Machine Learning vs Langmuir: A Multioutput XGBoost Regressor Better Captures Soil Phosphorus Adsorption Dynamics
Listed in
This article is not in any list yet, why not save it to one of your lists.Abstract
Accurate prediction of soil phosphorus (P) adsorption capacity is essential for efficient fertilizer management and environmental protection. Traditional isotherm models, such as the Langmuir equation, have been widely used to quantify P sorption, but they obviously fail to account for the nonlinear and multivariate nature of soil systems. This study evaluates the performance of a multi-output XGBoost regression model trained on laboratory-measured P adsorption data from 147 soils, representing a wide range of textures, pH levels, and CaCO₃ contents. The model was developed to simultaneously predict P adsorption at five different equilibrium concentrations (1, 2, 4, 6, and 10 mg/L). SHAP analysis and causal discovery via DirectLiNGAM revealed that initial Olsen P concentration and sand content are the primary factors reducing P adsorption.
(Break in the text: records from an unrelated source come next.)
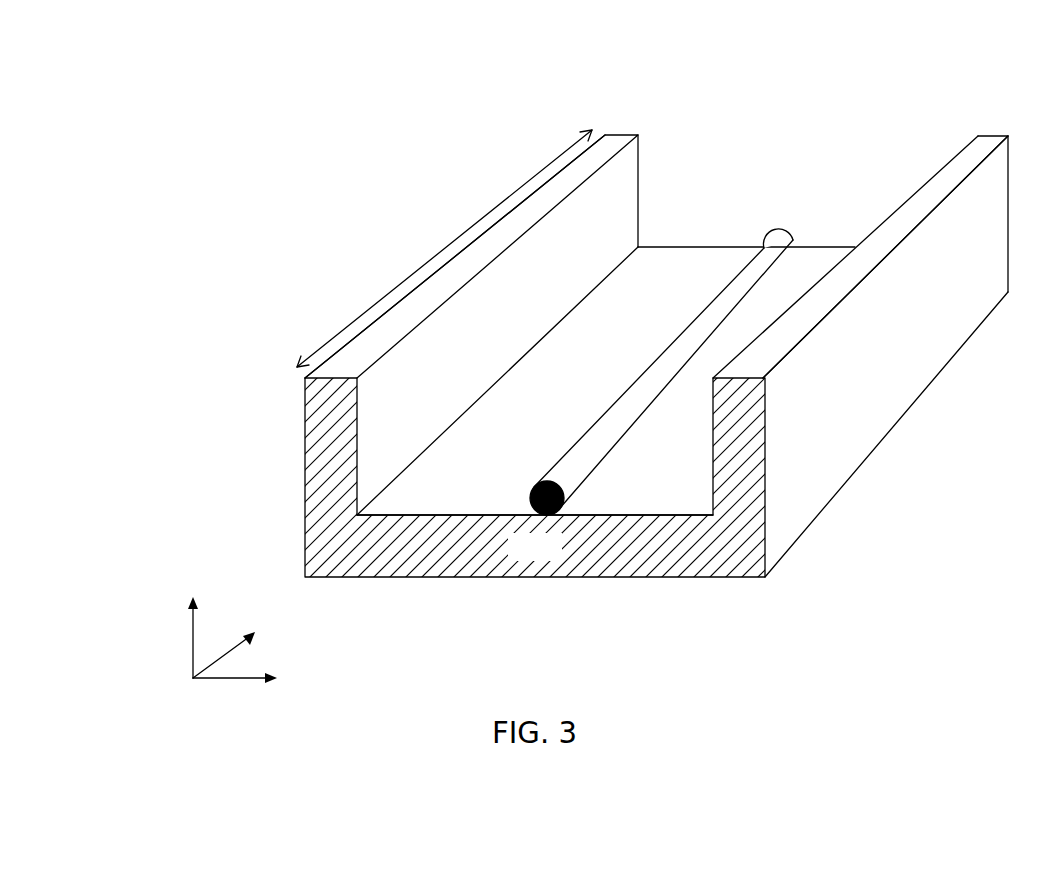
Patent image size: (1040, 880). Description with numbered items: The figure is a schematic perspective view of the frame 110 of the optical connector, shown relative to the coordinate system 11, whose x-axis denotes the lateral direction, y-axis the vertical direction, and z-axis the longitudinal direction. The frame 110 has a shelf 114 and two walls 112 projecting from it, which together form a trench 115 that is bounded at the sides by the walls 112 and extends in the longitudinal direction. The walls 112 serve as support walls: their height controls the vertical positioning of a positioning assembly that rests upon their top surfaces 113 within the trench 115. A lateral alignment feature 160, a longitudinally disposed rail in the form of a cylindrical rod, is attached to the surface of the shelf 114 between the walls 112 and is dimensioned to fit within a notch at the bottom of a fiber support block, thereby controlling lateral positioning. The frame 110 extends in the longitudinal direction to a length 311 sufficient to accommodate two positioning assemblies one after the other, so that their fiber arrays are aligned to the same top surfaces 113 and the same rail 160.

The frame 110 is at (555, 303).
The walls 112 is at (305, 453).
The top surfaces 113 is at (380, 333).
The shelf 114 is at (557, 560).
The trench 115 is at (709, 146).
The lateral alignment feature 160 is at (763, 257).
The length 311 is at (460, 237).
The coordinate system 11 is at (212, 708).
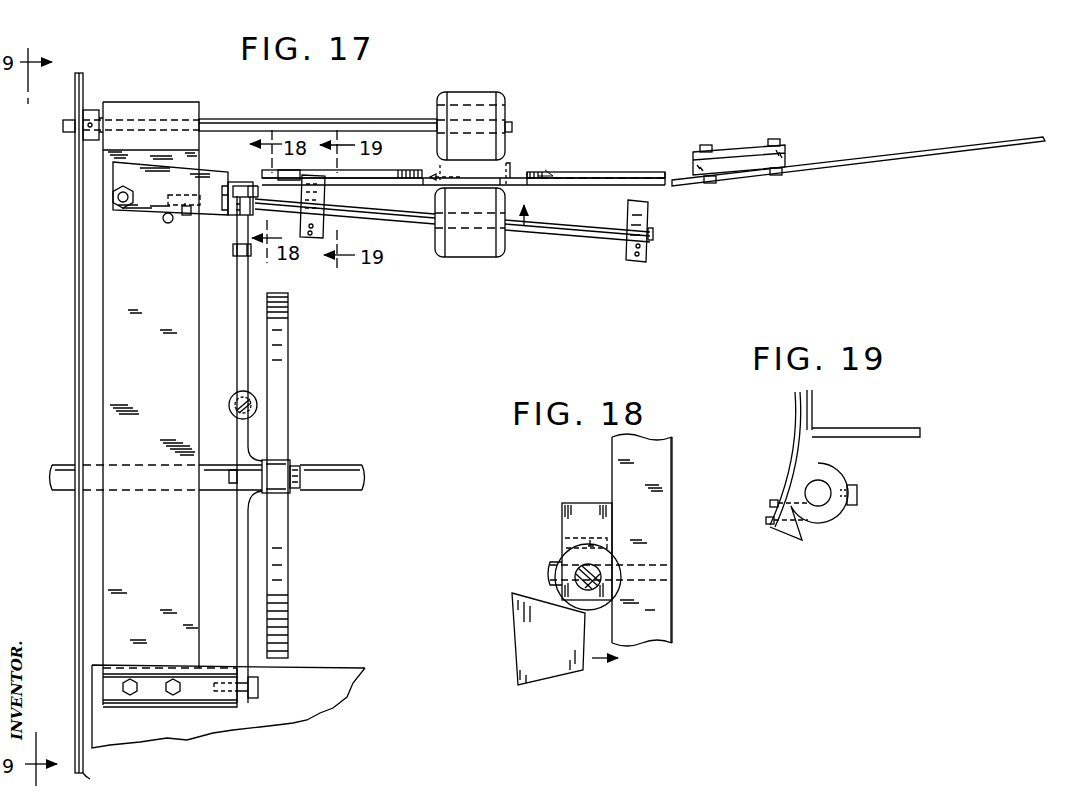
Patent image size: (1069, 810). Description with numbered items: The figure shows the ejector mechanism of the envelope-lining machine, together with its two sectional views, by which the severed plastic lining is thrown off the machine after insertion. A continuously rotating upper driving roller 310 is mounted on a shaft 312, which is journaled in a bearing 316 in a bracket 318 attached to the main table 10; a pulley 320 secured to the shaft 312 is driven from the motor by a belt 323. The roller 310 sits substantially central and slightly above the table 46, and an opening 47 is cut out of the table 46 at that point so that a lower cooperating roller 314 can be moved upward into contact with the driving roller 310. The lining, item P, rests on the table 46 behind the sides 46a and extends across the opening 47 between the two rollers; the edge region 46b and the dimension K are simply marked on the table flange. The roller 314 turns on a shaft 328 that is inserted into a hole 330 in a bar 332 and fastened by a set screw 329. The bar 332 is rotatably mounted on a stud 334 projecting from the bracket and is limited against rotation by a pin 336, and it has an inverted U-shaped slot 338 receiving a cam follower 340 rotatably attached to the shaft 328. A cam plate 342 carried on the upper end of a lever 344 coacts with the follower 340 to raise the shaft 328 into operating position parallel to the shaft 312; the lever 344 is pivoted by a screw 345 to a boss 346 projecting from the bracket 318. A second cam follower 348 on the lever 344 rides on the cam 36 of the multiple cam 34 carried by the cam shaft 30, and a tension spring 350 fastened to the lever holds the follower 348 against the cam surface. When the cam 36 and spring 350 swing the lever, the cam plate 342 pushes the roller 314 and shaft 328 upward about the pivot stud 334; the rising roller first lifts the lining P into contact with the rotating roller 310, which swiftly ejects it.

In FIG. 17, the table 10 is at (342, 668).
In FIG. 17, the cam shaft 30 is at (340, 473).
In FIG. 17, the multiple cam 34 is at (299, 548).
In FIG. 17, the cam 36 is at (284, 346).
In FIG. 17, the table 46 is at (556, 185).
In FIG. 19, the table 46 is at (857, 437).
In FIG. 17, the sides 46a is at (390, 172).
In FIG. 19, the sides 46a is at (812, 399).
In FIG. 17, the angle bar stop 46b is at (290, 171).
In FIG. 17, the opening 47 is at (514, 175).
In FIG. 17, the upper driving roller 310 is at (484, 93).
In FIG. 17, the shaft 312 is at (313, 119).
In FIG. 17, the lower cooperating roller 314 is at (462, 240).
In FIG. 17, the bearing 316 is at (147, 102).
In FIG. 17, the bracket 318 is at (152, 345).
In FIG. 18, the bracket 318 is at (674, 552).
In FIG. 17, the pulley 320 is at (75, 162).
In FIG. 17, the belt 323 is at (77, 388).
In FIG. 17, the shaft 328 is at (536, 237).
In FIG. 18, the shaft 328 is at (592, 572).
In FIG. 19, the shaft 328 is at (820, 500).
In FIG. 17, the set screw 329 is at (186, 216).
In FIG. 17, the hole 330 is at (242, 212).
In FIG. 17, the bar 332 is at (113, 178).
In FIG. 18, the bar 332 is at (580, 503).
In FIG. 17, the stud 334 is at (113, 200).
In FIG. 18, the stud 334 is at (550, 569).
In FIG. 17, the pin 336 is at (162, 221).
In FIG. 17, the inverted U-shaped slot 338 is at (233, 186).
In FIG. 18, the inverted U-shaped slot 338 is at (562, 514).
In FIG. 17, the cam follower 340 is at (256, 194).
In FIG. 18, the cam follower 340 is at (600, 607).
In FIG. 17, the cam plate 342 is at (239, 243).
In FIG. 18, the cam plate 342 is at (512, 640).
In FIG. 17, the lever 344 is at (240, 338).
In FIG. 17, the screw 345 is at (259, 689).
In FIG. 17, the boss 346 is at (196, 692).
In FIG. 17, the cam follower 348 is at (276, 460).
In FIG. 17, the tension spring 350 is at (230, 404).
In FIG. 17, the item to be ejected P is at (555, 163).
In FIG. 17, the gap K is at (428, 185).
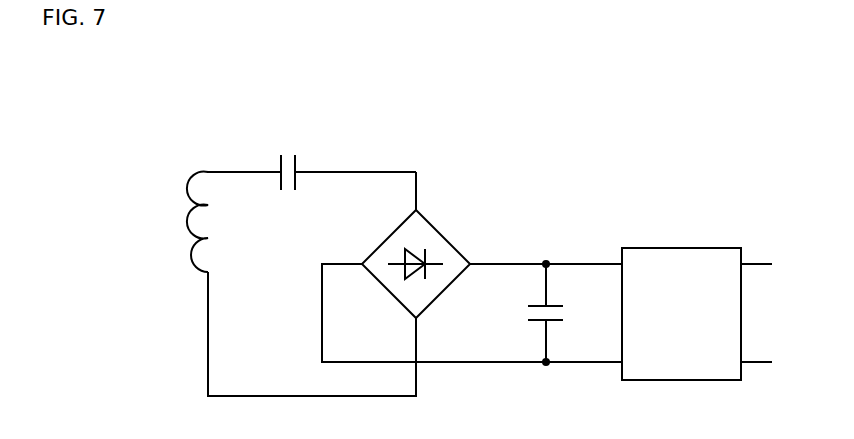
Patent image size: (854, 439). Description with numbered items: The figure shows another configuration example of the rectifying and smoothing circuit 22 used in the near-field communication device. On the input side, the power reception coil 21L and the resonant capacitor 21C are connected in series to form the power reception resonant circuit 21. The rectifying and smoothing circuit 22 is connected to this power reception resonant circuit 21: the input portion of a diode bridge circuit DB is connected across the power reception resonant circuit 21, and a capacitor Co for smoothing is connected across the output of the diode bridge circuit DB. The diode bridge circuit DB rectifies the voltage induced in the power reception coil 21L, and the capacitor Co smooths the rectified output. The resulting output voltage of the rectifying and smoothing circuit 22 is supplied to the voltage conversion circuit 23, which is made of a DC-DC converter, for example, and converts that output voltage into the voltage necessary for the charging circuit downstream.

The multi-output XGBoost model was compared against classical Langmuir isotherms using an extended dataset of 10,389 soil samples. The extended dataset, comprising 10,389 rows, was binned into four groups based on Olsen P concentrations and four groups based on sand content. This binning was based on the identification of these variables as highly influential by the XGBoost model, and on their demonstrated causal relationship with soil P sorption capacity through causal inference analysis. The XGBoost model outperformed the Langmuir model in capturing the effect of Olsen P and sand content, as it predicted a 12.6% drop in P adsorption in the very high Olsen P group and a 19.2% drop in the very high sand content groups, which are substantially higher than the reductions estimated by Langmuir isotherms. These results demonstrate that machine learning models, trained on well-designed experimental data, offer a superior alternative to classical isotherms for modeling P sorption dynamics.